Let’s get into specifics. The W-4’s goal is to determine two things:


ARE YOU EXEMPT FROM WITHHOLDING?
Being exempt means your employer will not withhold any federal income tax from your pay. Exempt does not affect the Social Security and Medicare taxes that will still come out of your check.
Exempt means a very specific thing and generally, the only way you can claim exemption from withholding is if two things are true:


• You received a refund of all your federal income tax withheld last year

                                      AND

• You expect the same thing to happen this year


HOW MUCH DO YOU WANT THE IRS TO TAKE OUT OF YOUR CHECK?
Generally, the more withholding allowances you claim — and we’ll define these in a moment — the less income tax will be withheld from your paycheck. The exact amount depends on your wages and your W-4.
Three things go into the mix:
1. Whether you’re single or married
2. How many withholding allowances you claim
3. Whether you want any extra money withheld

Here are some examples of things that get you an allowance — that is, they decrease the amount of tax withheld from your paycheck:
• Having a spouse
• Having kids
• Filing as head of household on your tax return
• Planning to take the Child and Dependent Care Credit


HOW TO MAKE SURE YOUR W-4 DOESN'T STING YOU IN APRIL
It is easy to just throw a couple of numbers onto your W-4 and be done with it, but rushing might come back to bite you later. Here are a few things to remember. Take a conservative approach when you claim allowances, it is easier to get a slightly larger refund in April rather than owe.

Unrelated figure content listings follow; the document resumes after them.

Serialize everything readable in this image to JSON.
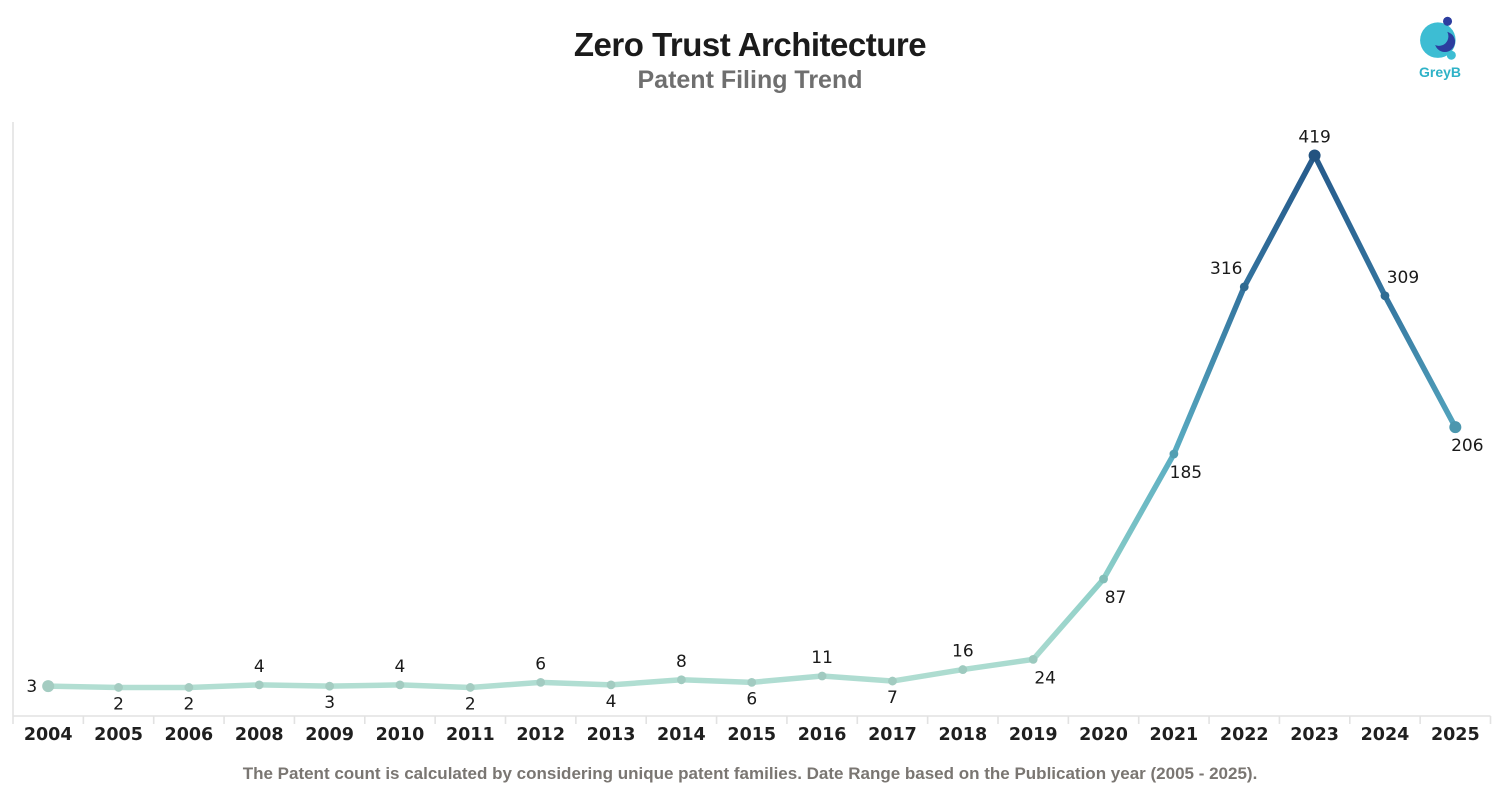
{
  "header": {
    "title": "Zero Trust Architecture",
    "subtitle": "Patent Filing Trend"
  },
  "logo": {
    "label": "GreyB",
    "teal": "#3dbdd3",
    "navy": "#2c3d9f",
    "text_color": "#2eb2c7"
  },
  "footer": {
    "note": "The Patent count is calculated by considering unique patent families. Date Range based on the Publication year (2005 - 2025)."
  },
  "chart_data": {
    "type": "line",
    "title": "Zero Trust Architecture",
    "subtitle": "Patent Filing Trend",
    "categories": [
      "2004",
      "2005",
      "2006",
      "2008",
      "2009",
      "2010",
      "2011",
      "2012",
      "2013",
      "2014",
      "2015",
      "2016",
      "2017",
      "2018",
      "2019",
      "2020",
      "2021",
      "2022",
      "2023",
      "2024",
      "2025"
    ],
    "values": [
      3,
      2,
      2,
      4,
      3,
      4,
      2,
      6,
      4,
      8,
      6,
      11,
      7,
      16,
      24,
      87,
      185,
      316,
      419,
      309,
      206
    ],
    "label_positions": [
      "left",
      "below",
      "below",
      "above",
      "below",
      "above",
      "below",
      "above",
      "below",
      "above",
      "below",
      "above",
      "below",
      "above",
      "below-right",
      "below-right",
      "below-right",
      "above-left",
      "above",
      "above-right",
      "below-right"
    ],
    "xlabel": "",
    "ylabel": "",
    "ylim": [
      0,
      445
    ],
    "grid": false,
    "legend": false,
    "colormap_stops": [
      [
        0.0,
        "#b2ded2"
      ],
      [
        0.2,
        "#8ed0c8"
      ],
      [
        0.45,
        "#58abc2"
      ],
      [
        0.74,
        "#34749f"
      ],
      [
        1.0,
        "#265a8b"
      ]
    ],
    "axis_color": "#e2e2e2",
    "data_label_color": "#1a1a1a",
    "axis_label_color": "#1f1f1f"
  }
}
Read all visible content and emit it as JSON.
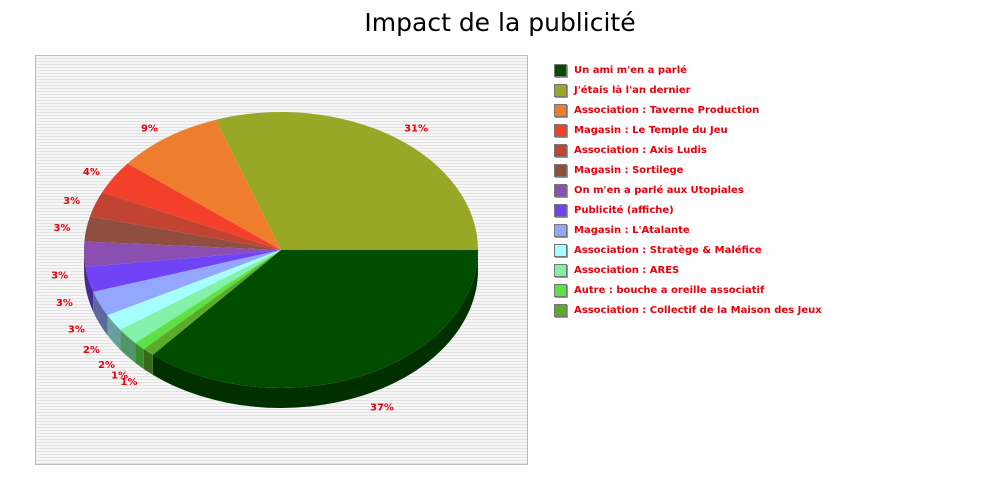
{
  "chart_data": {
    "type": "pie",
    "title": "Impact de la publicité",
    "legend_position": "right",
    "style": "3d",
    "slices": [
      {
        "label": "Un ami m'en a parlé",
        "value": 37,
        "display": "37%",
        "color": "#004d00"
      },
      {
        "label": "J'étais là l'an dernier",
        "value": 31,
        "display": "31%",
        "color": "#98a826"
      },
      {
        "label": "Association : Taverne Production",
        "value": 9,
        "display": "9%",
        "color": "#ee7e2d"
      },
      {
        "label": "Magasin : Le Temple du Jeu",
        "value": 4,
        "display": "4%",
        "color": "#f2402a"
      },
      {
        "label": "Association : Axis Ludis",
        "value": 3,
        "display": "3%",
        "color": "#c24332"
      },
      {
        "label": "Magasin : Sortilege",
        "value": 3,
        "display": "3%",
        "color": "#8f4e3f"
      },
      {
        "label": "On m'en a parlé aux Utopiales",
        "value": 3,
        "display": "3%",
        "color": "#8a4fb0"
      },
      {
        "label": "Publicité (affiche)",
        "value": 3,
        "display": "3%",
        "color": "#7043f7"
      },
      {
        "label": "Magasin : L'Atalante",
        "value": 3,
        "display": "3%",
        "color": "#93a7ff"
      },
      {
        "label": "Association : Stratège & Maléfice",
        "value": 2,
        "display": "2%",
        "color": "#a6ffff"
      },
      {
        "label": "Association : ARES",
        "value": 2,
        "display": "2%",
        "color": "#81f2a8"
      },
      {
        "label": "Autre : bouche a oreille associatif",
        "value": 1,
        "display": "1%",
        "color": "#5fe044"
      },
      {
        "label": "Association : Collectif de la Maison des Jeux",
        "value": 1,
        "display": "1%",
        "color": "#5bab2a"
      }
    ]
  }
}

FILE A NEW W-4 AT WORK WHEN LIFE CHANGES
A w-4 is not a set it and forget it type of thing. If any of these events happen to you during the year, update your W-4 so your withholdings reflect your new tax situation:
• You get married or divorced
• You have a kid
• You buy a house
• You take a pay cut or receive a big raise
• You work only part of the year
• You have a lot of dividend income
• You or your spouse freelance on the side


You’ll receive a W-4 when you start a job, but you can change your W-4 any time. Just download it from the IRS website, fill it out and give it to your payroll team. The IRS requires employers to put your new W-4 into effect by the start of the first payroll period ending 30 or more days after you turn it in.


BE WILLING TO FIDDLE WITH YOUR WITHHOLDINGS
Once you have figured out the sweet spot for your tax situation then you can adjust your w-4 based on your tax goals. If you want a big refund then reduce your allowances by a one or two. If you don’t want the government to have your money then increase your allowances by one or two. Compare from paystub to paystub to determine the net effect before you get to the end of the year.